Chamou a sua aia de confiança.
--- Bruneida … sois minha amiga … mais do que minha aia … verdade?
--- Sabeis que sim, senhora … nos conhecemos desde pequenas … brincamos juntas … e vos acompanhei sempre mesmo quando vos casastes.
--- Verdade que sim … amiga minha … lembro-me que chorei muito no teu ombro quando o meu pai fechou o contrato do meu casamento com Wuamba.
--- Lembro-me perfeitamente.
--- Por isso peço a vossa ajuda neste momento.
--- Sei o que quereis.
--- Sabes?
--- Sim … conheço-vos há tantos anos … quereis encontrar-vos com o mouro.
--- Sim! Me acompanhais?
--- Sabeis que sim.
--- Podeis conseguir que abram as portas sem que se dêem conta que sou eu que saio?
--- Bem. Conheço o chefe dos sentinelas. Não haverá problema.
Coberta com um dos lenços de aia, Amélia e Bruneida não tiveram problemas em sair. No rio, perto da margem, estava uma pequena barcaça.
--- Vos espero aqui, senhora.
Amélia entrou pela agua e aproximou-se do barco … o homem ajudou-a a subir.
--- Obrigado por vir.
--- Não devia estar aqui … sabeis isso.
--- Talvez … mas me alegro muito que estejais agora mesmo comigo.
--- Não sei nem por que vim.
--- No importa … estais aqui … nada mais importa.
--- Bem!
--- Posso perguntar-vos algo?
--- Sim.
--- Conheço Wuamba … tem já alguma idade … vós sois jovem … bela … como vos casastes com ele?
--- Uma velha historia. Um contrato do meu pai com o meu marido … não tive nada que ver com esse tema.
--- És demasiado jovem e demasiado bela … necessitais alguém que possa amar-vos plenamente …

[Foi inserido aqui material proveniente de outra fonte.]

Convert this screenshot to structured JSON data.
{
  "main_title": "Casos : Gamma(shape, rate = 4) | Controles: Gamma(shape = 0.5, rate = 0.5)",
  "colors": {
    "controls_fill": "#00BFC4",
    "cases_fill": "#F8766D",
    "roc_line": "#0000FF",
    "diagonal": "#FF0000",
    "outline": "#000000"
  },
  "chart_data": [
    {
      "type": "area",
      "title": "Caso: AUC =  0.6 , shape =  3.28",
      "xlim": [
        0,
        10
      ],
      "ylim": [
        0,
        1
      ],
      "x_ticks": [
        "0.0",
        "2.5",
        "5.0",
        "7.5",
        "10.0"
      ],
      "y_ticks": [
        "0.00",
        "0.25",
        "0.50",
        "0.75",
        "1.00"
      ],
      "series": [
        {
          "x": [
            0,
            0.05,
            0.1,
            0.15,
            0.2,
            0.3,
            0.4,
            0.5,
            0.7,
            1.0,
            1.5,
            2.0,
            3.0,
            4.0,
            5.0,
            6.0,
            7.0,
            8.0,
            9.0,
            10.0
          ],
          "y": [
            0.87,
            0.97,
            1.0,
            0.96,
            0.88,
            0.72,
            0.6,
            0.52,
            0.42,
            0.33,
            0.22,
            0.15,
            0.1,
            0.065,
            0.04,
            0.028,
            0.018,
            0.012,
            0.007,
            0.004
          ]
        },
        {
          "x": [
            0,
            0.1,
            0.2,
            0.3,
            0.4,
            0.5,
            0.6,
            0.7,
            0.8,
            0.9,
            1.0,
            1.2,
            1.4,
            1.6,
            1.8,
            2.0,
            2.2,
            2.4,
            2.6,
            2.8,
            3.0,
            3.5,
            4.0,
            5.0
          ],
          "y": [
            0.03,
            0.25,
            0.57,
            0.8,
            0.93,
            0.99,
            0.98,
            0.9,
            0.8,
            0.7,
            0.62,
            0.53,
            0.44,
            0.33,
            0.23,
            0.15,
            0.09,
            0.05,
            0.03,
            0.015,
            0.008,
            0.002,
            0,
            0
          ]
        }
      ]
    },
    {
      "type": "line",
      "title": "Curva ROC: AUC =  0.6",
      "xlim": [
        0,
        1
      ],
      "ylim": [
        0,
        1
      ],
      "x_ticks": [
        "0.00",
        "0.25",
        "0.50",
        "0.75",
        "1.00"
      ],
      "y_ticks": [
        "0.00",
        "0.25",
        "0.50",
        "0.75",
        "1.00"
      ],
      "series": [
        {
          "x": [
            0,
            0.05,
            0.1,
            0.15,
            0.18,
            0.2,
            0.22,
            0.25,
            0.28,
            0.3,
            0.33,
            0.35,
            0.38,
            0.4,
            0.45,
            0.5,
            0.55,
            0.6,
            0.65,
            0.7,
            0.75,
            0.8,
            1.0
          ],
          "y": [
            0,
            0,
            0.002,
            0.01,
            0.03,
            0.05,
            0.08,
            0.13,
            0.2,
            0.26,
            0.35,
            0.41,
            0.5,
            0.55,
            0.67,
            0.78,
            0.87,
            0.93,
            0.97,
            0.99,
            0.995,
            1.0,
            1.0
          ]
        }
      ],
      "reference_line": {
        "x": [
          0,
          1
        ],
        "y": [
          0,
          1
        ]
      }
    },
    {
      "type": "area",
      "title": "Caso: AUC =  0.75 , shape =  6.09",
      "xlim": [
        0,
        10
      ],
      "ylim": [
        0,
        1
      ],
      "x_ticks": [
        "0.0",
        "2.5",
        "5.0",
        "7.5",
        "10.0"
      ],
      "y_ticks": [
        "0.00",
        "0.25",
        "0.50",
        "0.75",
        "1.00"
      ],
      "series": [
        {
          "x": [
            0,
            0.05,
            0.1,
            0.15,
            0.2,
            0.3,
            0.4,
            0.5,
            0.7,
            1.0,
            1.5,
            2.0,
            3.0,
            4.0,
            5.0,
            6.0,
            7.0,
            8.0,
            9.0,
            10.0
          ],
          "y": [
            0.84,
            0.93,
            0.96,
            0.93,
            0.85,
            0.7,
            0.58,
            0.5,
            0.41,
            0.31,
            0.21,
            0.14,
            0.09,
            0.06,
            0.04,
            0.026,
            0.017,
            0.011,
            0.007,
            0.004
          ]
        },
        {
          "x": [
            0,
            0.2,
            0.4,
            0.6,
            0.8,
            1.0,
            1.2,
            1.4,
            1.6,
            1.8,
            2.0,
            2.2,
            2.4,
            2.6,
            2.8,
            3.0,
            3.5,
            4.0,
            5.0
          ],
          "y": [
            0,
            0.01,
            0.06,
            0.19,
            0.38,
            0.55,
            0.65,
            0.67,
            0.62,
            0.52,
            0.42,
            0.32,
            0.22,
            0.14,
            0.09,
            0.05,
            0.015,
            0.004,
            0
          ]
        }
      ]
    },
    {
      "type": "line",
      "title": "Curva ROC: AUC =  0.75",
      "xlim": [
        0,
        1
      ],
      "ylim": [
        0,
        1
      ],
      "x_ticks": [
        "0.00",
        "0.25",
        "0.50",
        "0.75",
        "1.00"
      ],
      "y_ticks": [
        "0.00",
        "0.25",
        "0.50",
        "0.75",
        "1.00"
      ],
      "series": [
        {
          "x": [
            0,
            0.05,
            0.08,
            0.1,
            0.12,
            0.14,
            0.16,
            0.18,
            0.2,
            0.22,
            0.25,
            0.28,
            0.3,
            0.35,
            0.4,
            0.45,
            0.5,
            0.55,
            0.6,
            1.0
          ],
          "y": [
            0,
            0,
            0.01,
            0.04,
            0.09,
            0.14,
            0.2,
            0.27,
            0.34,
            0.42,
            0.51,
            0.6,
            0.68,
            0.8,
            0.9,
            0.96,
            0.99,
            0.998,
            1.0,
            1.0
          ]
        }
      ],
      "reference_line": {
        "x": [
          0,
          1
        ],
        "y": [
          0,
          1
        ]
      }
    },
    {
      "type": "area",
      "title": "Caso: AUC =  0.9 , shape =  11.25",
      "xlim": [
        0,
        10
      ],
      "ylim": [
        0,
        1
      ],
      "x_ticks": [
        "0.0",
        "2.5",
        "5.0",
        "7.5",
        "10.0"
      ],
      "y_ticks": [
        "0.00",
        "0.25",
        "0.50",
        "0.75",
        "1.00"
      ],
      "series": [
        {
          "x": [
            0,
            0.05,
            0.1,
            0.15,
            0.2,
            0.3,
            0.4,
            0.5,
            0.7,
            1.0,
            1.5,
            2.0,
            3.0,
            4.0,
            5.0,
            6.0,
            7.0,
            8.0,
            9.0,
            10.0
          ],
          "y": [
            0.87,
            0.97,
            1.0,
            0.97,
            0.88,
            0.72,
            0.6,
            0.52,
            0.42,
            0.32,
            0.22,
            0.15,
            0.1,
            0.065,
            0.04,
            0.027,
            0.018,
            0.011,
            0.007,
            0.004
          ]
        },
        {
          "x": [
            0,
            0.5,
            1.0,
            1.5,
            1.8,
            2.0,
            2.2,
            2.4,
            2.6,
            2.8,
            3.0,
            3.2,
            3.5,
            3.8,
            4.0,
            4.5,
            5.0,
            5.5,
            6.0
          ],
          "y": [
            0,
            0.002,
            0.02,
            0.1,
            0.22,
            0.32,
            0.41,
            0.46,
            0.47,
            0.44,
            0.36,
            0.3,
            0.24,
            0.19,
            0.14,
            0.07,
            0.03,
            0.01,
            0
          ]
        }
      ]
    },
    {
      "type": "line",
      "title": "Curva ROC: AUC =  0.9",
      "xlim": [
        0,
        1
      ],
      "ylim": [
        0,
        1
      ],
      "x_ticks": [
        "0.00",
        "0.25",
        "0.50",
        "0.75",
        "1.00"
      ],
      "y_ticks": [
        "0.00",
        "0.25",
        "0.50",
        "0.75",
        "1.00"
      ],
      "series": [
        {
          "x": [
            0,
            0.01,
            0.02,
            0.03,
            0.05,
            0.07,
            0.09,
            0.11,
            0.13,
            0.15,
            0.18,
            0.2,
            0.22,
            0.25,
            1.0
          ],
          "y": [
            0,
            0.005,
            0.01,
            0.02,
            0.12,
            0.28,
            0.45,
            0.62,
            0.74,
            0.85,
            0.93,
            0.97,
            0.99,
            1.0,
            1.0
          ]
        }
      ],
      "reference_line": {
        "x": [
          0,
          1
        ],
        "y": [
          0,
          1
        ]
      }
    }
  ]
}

--- Perdoa … devo regressar … se me descobrem … se nos descobrem … estamos perdidos …
--- Está bem … posso perguntar-vos quando voltareis aqui?
--- Não sei … talvez amanhã.
--- Vos esperarei aqui …
--- Cuidado … podem ver-vos …
--- Estarei atento.
Rapidamente Amélia saiu do pequeno barco e se reuniu com Bruneida que ficara na margem.
Regressaram ao castelo sem falar.
Durante toda a semana Amélia encontrou-se com Mutsafari todas as noites … era encantador … educado … muito diferente da ideia que lhe tinham dado dos mouros …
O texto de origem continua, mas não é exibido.